Though Finger's style in general is Italianate,
his music for viol is more Germanic and English. The viol, after
all, had fallen out of favor in Italy but was still popular as a solo instrument
in both Germany and England—in France, too, for that matter, but Finger
did not use the French style, which would not have been appreciated by
his English audience in this context. This sonata is dignified
in its slow movements, dramatic in its fast ones, and lyrical throughout.
There's a great deal of thematic development, sometimes asymmetrical and
unpredictable, and some of the movements run together.
The Flemish composer Jean-Baptiste Loeillet,
called John because he made London his home, arrived in London in the early
18th century, where he took up positions in theatre orchestras as a wind
player. Tradition has it that he introduced the transverse flute
into England from the continent. Eventually he began to offer weekly
concerts in his home and became a sought-after harpsichord teacher and
composer of chamber music.
The trio sonatas of Loeillet's opus 2
were published in 1725. They are typical sonatas da chiesa—that is,
they have four movements, alternating slow and fast tempos. Our selection
has a treble part marked specifically for recorder, and, indeed, the recorder
has a solo in the middle of the last movement.

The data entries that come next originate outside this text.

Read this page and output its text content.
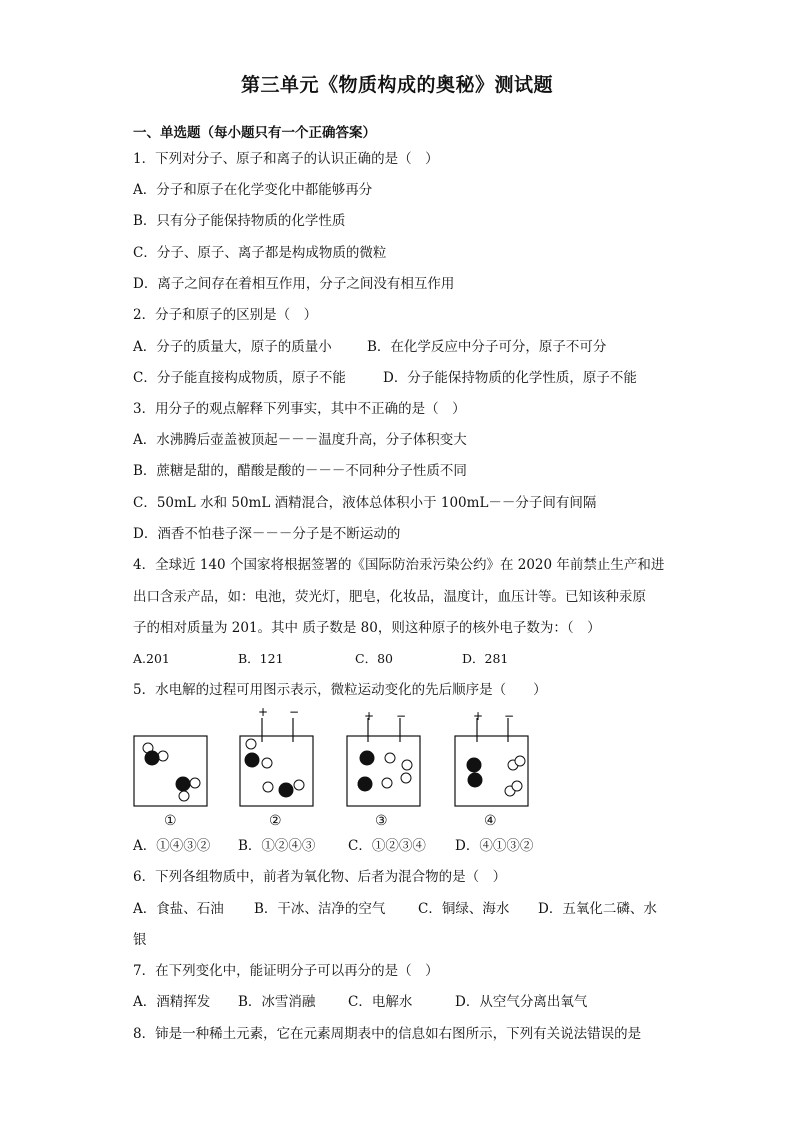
第三单元《物质构成的奥秘》测试题
一、单选题（每小题只有一个正确答案）
1．下列对分子、原子和离子的认识正确的是（　）
A．分子和原子在化学变化中都能够再分
B．只有分子能保持物质的化学性质
C．分子、原子、离子都是构成物质的微粒
D．离子之间存在着相互作用，分子之间没有相互作用
2．分子和原子的区别是（　）
A．分子的质量大，原子的质量小	B．在化学反应中分子可分，原子不可分
C．分子能直接构成物质，原子不能	D．分子能保持物质的化学性质，原子不能
3．用分子的观点解释下列事实，其中不正确的是（　）
A．水沸腾后壶盖被顶起－－－温度升高，分子体积变大
B．蔗糖是甜的，醋酸是酸的－－－不同种分子性质不同
C．50mL 水和 50mL 酒精混合，液体总体积小于 100mL－－分子间有间隔
D．酒香不怕巷子深－－－分子是不断运动的
4．全球近 140 个国家将根据签署的《国际防治汞污染公约》在 2020 年前禁止生产和进
出口含汞产品，如：电池，荧光灯，肥皂，化妆品，温度计，血压计等。已知该种汞原
子的相对质量为 201。其中 质子数是 80，则这种原子的核外电子数为：（　）
A.201	B．121	C．80	D．281
5．水电解的过程可用图示表示，微粒运动变化的先后顺序是（　　）
+ −	+ −	+ −
①	②	③	④
A．①④③② B．①②④③ C．①②③④ D．④①③②
6．下列各组物质中，前者为氧化物、后者为混合物的是（　）
A．食盐、石油 B．干冰、洁净的空气 C．铜绿、海水 D．五氧化二磷、水
银
7．在下列变化中，能证明分子可以再分的是（　）
A．酒精挥发 B．冰雪消融 C．电解水	D．从空气分离出氧气
8．铈是一种稀土元素，它在元素周期表中的信息如右图所示，下列有关说法错误的是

Surely the most famous composer among our seven is George Frideric Handel. Like Finger, he came to London from Germany via Italy, but his greatest enthusiasm was music for the theatre, and that's what he focused on: first Italian operas, then English oratorios. Other than the concertos composed for performance during intermissions of these theatre works, a great number of Handel's instrumental pieces cannot be dated with certainty, and some of those published in England had roots in his earlier years. Since each sonata within a set may have a different origin, the instrumentation and style sometimes aren't consistent. So it is with opus 2, a set of six trio sonatas published in London in 1733. The second of this set, for example, probably dates from the 1690s, when Handel was a teenager. The fifth, which we will perform, was composed in England in the late 1710s, and the treble parts were most likely intended for two violins. Yet, oddly, one violin overshadows the other; we have assigned this dominant part to the oboe, which brings it into even greater relief.

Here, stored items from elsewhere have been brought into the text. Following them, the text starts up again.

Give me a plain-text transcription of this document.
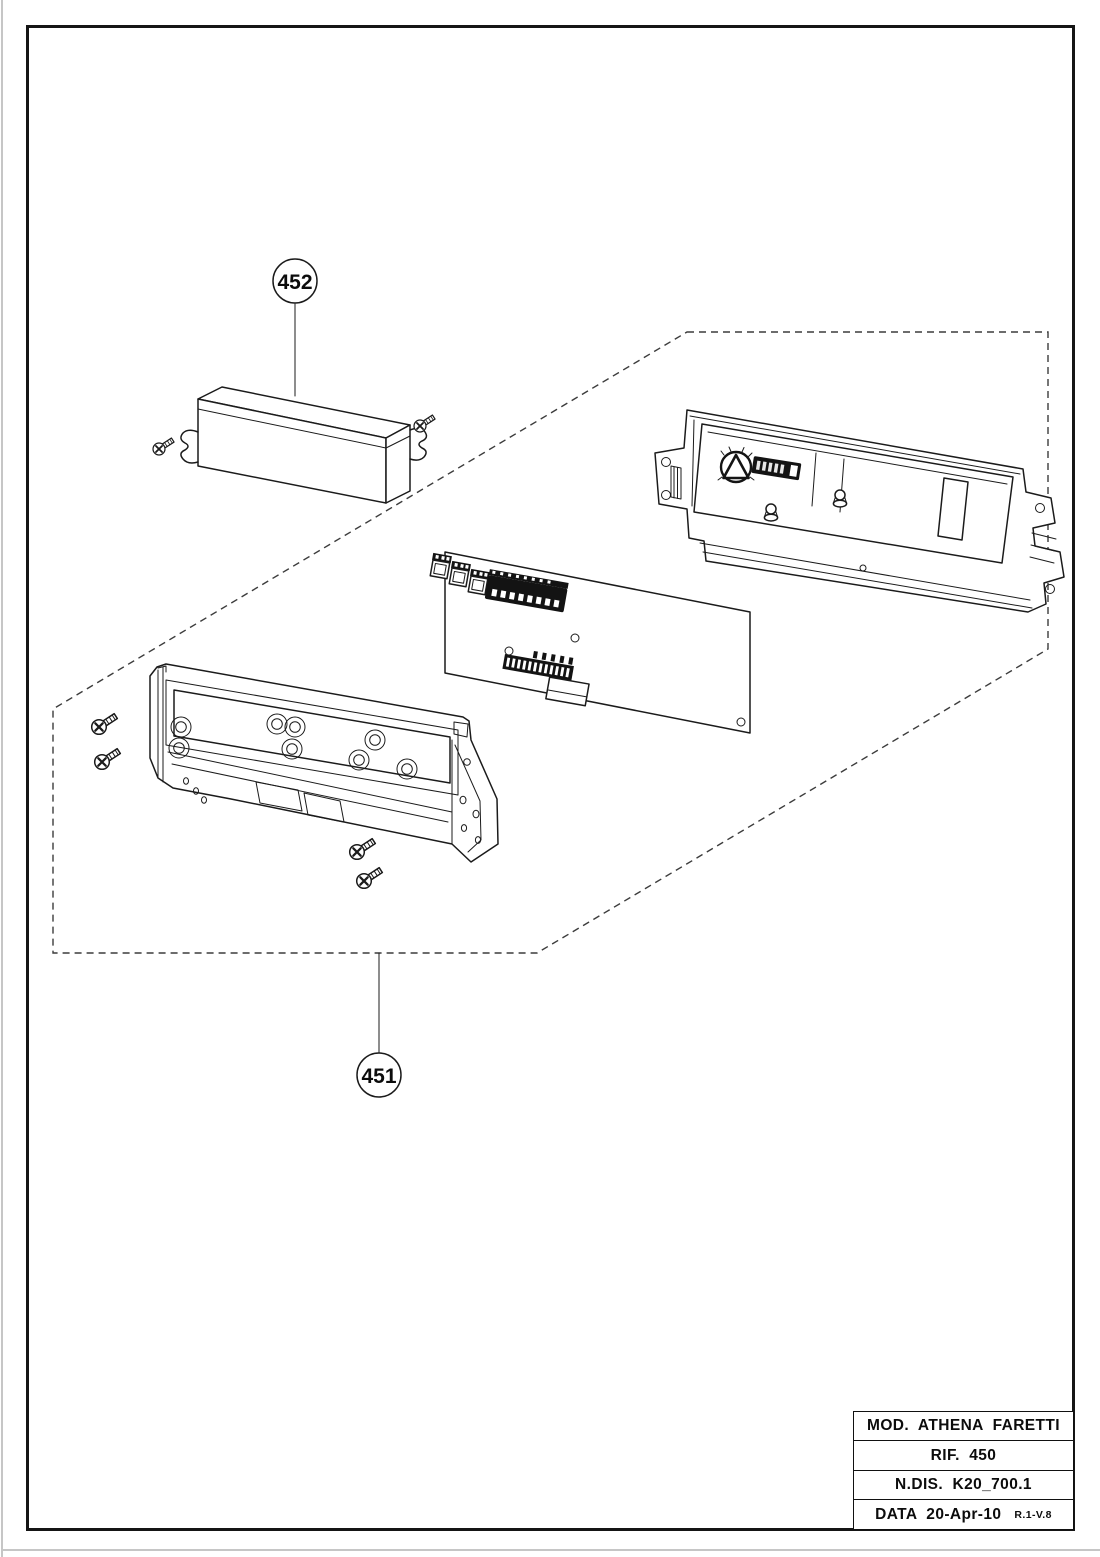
452
451
MOD.  ATHENA  FARETTI
RIF.  450
N.DIS.  K20_700.1
DATA  20-Apr-10 R.1-V.8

Thomas Arne, our most recent composer, was a native Londoner. Showing early musical aptitude, he was taken to hear London's best performances. He and two of his siblings—including his sister Susanna, who became the well-known and somewhat infamous actress-singer Mrs. Cibber, a soloist in some of Handel's later productions—put on a pirated performance of Handel's Acis and Galatea, a performance that reputedly convinced Handel to spend more time writing English-language works. Arne, for his part, subsequently devoted himself to the development of English opera, contributing significantly to the genre. Besides operas and oratorios, he wrote songs, catches and glees for the numerous singing clubs in 18th-century London, and a few instrumental pieces. These last include eight "sonatas or lessons" for the harpsichord. Unpretentious and direct, they show his talent for melody; they were for the amateur keyboardists of London, not the professionals.

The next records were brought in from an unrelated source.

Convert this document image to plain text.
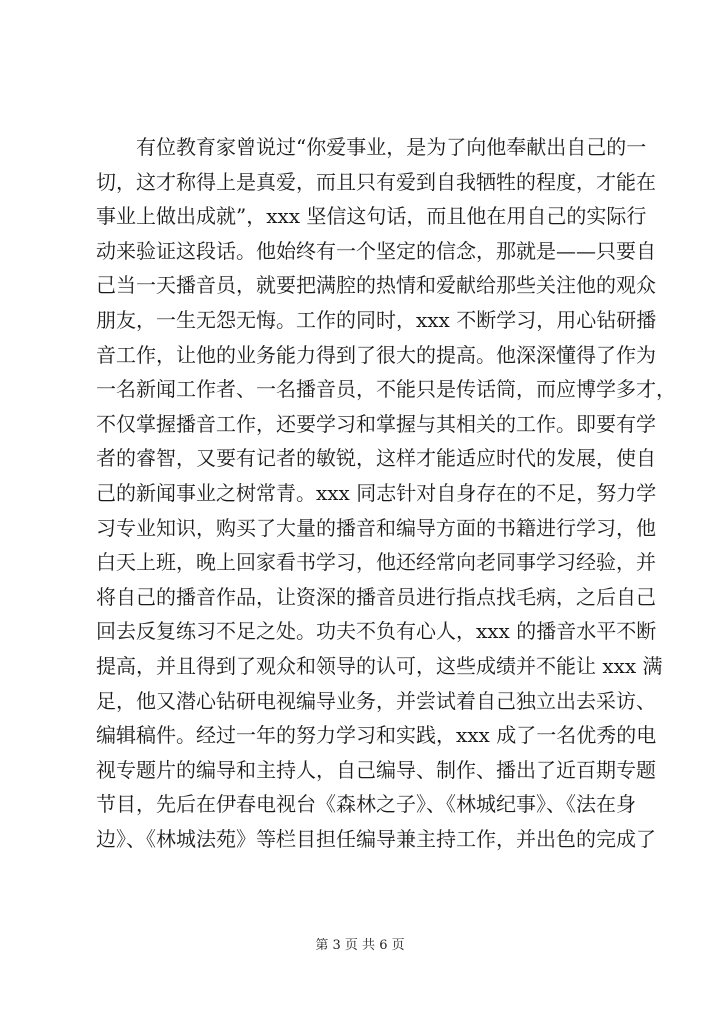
有位教育家曾说过“你爱事业，是为了向他奉献出自己的一
切，这才称得上是真爱，而且只有爱到自我牺牲的程度，才能在
事业上做出成就”，xxx 坚信这句话，而且他在用自己的实际行
动来验证这段话。他始终有一个坚定的信念，那就是——只要自
己当一天播音员，就要把满腔的热情和爱献给那些关注他的观众
朋友，一生无怨无悔。工作的同时，xxx 不断学习，用心钻研播
音工作，让他的业务能力得到了很大的提高。他深深懂得了作为
一名新闻工作者、一名播音员，不能只是传话筒，而应博学多才，
不仅掌握播音工作，还要学习和掌握与其相关的工作。即要有学
者的睿智，又要有记者的敏锐，这样才能适应时代的发展，使自
己的新闻事业之树常青。xxx 同志针对自身存在的不足，努力学
习专业知识，购买了大量的播音和编导方面的书籍进行学习，他
白天上班，晚上回家看书学习，他还经常向老同事学习经验，并
将自己的播音作品，让资深的播音员进行指点找毛病，之后自己
回去反复练习不足之处。功夫不负有心人，xxx 的播音水平不断
提高，并且得到了观众和领导的认可，这些成绩并不能让 xxx 满
足，他又潜心钻研电视编导业务，并尝试着自己独立出去采访、
编辑稿件。经过一年的努力学习和实践，xxx 成了一名优秀的电
视专题片的编导和主持人，自己编导、制作、播出了近百期专题
节目，先后在伊春电视台《森林之子》、《林城纪事》、《法在身
边》、《林城法苑》等栏目担任编导兼主持工作，并出色的完成了
第 3 页 共 6 页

London's allure for composers didn't stop
with the Baroque. J. C. Bach and Abel moved to London and established
a successful concert series there later in the 18th century, and the young
Mozart met J. C. Bach in London. Haydn found London's atmosphere
refreshing after several decades of working for the Esterházy family
in Austria. Both Weber and Spohr were welcomed in London, and Mendelssohn
was extremely popular. As the 19th century progressed, the city attracted
such prominent composers as Chopin, Verdi, Wagner, and Debussy.